La Compañia Maritama vs Francisco Muñoz et al
G.R. No. L-3704 – 9 Phil. 326 – Civil Law – Partnership – Liability of Industrial Partners to Third Persons
In 1905, Francisco Muñoz, Emilio Muñoz, and Rafael Naval formed an ordinary general mercantile partnership in accordance with the Code of Commerce. They named the partnership “Francisco Muñoz & Sons”. Francisco was the capitalist partner while the other two were industrial partners. In the articles of partnership, it was agreed upon by the three that for profits, Francisco shall have a 3/4th share while the other two would have 1/8th each.
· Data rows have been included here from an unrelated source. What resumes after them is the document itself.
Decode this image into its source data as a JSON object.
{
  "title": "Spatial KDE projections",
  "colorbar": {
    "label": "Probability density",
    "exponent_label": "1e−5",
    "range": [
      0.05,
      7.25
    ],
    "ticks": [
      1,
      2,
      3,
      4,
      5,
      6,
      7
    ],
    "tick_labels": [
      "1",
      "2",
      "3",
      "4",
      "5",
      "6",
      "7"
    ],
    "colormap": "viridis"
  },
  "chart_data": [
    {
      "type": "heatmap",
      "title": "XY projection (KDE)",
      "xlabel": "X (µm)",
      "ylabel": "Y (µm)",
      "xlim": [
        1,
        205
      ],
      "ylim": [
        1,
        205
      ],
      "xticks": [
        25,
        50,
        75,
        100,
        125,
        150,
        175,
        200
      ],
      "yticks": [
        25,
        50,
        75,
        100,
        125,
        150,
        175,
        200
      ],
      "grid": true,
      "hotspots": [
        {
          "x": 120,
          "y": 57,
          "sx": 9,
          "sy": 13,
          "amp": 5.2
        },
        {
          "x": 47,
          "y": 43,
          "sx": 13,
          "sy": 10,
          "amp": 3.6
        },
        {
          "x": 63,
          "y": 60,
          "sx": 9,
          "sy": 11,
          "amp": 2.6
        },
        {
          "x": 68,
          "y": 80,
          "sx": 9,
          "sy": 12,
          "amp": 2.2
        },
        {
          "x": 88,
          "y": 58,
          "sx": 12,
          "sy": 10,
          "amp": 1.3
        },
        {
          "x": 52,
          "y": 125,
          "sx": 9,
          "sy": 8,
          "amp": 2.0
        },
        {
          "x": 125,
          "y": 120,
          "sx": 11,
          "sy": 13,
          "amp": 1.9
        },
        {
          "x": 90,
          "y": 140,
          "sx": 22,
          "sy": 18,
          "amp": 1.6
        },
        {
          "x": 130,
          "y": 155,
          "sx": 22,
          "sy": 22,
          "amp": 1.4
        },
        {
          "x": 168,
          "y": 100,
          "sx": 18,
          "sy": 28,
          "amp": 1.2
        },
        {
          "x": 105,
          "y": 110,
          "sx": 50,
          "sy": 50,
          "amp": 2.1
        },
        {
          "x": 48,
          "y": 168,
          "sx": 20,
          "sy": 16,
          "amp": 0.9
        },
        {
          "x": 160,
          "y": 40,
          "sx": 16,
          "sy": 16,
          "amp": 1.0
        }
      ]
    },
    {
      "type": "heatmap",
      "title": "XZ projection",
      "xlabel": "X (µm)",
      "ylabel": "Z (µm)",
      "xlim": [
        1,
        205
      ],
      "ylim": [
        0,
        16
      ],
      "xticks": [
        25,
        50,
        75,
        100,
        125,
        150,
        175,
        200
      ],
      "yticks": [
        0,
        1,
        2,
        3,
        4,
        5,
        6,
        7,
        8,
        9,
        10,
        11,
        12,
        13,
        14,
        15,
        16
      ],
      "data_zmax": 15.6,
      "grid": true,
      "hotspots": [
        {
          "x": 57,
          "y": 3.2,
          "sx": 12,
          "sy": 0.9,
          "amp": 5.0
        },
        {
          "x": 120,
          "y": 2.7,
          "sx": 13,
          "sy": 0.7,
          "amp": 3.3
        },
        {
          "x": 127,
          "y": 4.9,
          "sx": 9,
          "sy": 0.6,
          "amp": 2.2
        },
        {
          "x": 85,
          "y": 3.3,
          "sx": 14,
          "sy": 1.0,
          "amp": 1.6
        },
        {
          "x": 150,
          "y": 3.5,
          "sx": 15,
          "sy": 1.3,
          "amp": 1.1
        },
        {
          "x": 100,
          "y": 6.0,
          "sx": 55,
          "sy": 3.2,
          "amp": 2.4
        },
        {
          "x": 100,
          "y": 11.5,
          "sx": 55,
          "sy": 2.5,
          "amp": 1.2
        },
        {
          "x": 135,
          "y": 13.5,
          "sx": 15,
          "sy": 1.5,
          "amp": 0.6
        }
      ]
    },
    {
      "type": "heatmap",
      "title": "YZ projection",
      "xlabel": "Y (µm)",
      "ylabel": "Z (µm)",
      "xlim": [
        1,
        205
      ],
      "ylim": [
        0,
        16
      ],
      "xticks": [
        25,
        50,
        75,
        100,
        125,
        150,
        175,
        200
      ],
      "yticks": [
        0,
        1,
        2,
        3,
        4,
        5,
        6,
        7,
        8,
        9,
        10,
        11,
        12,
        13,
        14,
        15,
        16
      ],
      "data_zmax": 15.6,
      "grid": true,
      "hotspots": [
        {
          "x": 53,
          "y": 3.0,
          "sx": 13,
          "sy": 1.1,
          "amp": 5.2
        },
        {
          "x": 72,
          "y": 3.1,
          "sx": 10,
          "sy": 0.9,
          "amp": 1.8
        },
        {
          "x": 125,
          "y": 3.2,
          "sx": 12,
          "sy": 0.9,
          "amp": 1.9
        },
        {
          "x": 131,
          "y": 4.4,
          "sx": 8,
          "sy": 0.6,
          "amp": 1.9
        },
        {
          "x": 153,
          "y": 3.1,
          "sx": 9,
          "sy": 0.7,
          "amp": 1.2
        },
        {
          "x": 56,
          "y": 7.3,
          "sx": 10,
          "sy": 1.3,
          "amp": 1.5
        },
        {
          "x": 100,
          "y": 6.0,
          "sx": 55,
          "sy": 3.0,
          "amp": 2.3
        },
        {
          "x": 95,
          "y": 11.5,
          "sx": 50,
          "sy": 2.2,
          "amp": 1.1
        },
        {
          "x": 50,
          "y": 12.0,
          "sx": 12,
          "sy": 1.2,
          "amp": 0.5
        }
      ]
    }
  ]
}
For losses, only Francisco shall bear it.
Later, the partnership was sued by La Compañia Martitama for collection of sum of money amounting to P26,. The partnership lost the case and was ordered to make said payment; that in case the partnership can’t pay the debt, all the partners should be liable for it.
The ruling is in accordance with Article 127 of the Code of Commerce which states:
All the members of the general co-partnership, be they or be they not managing partners of the same, are liable personally and in solidum with all their property for the results of the transactions made in the name and for the account of the partnership, under the signature of the latter, and by a person authorized to make use thereof. (emphasis supplied)
Francisco now argues that the industrial partners should NOT Â be liable pursuant to Article 141 of the Code of Commerce which states:
Losses shall be charged in the same proportion among the partners who have contributed capital, without including those who have not, unless by special agreement the latter have been constituted as participants therein. (emphasis supplied)
ISSUE: Whether or not the industrial partners are liable to third parties like La Compañia Martitama.
HELD: Yes. The controlling law is Article 127. There is no injustice in imposing this liability upon the industrial partners. They have a voice in the management of the business, if no manager has been named in the articles; they share in the profits and as to third persons it is no more than right that they should share in the obligations. It is admitted that if in this case there had been a capitalist partner who had contributed only P100 he would be liable for this entire debt of P26,000.
Article 141 relates exclusively to the settlement of the partnership affairs among the partners themselves and has nothing to do with the liability of the partners to third persons; that each one of the industrial partners is liable to third persons for the debts of the firm; that if he has paid such debts out of his private property during the life of the partnership, when its affairs are settled he is entitled to credit for the amount so paid, and if it results that there is not enough property in the partnership to pay him, then the capitalist partners must pay him.
In relation to this, the Supreme Court noted that partnerships under the Civil Code provides for a scenario where all partners are industrial partners (like when it is a partnership for the exercise of a profession). In such case, if it is permitted that industrial partners are not liable to third persons then such third persons would get practically nothing from such partnerships if the latter is indebted.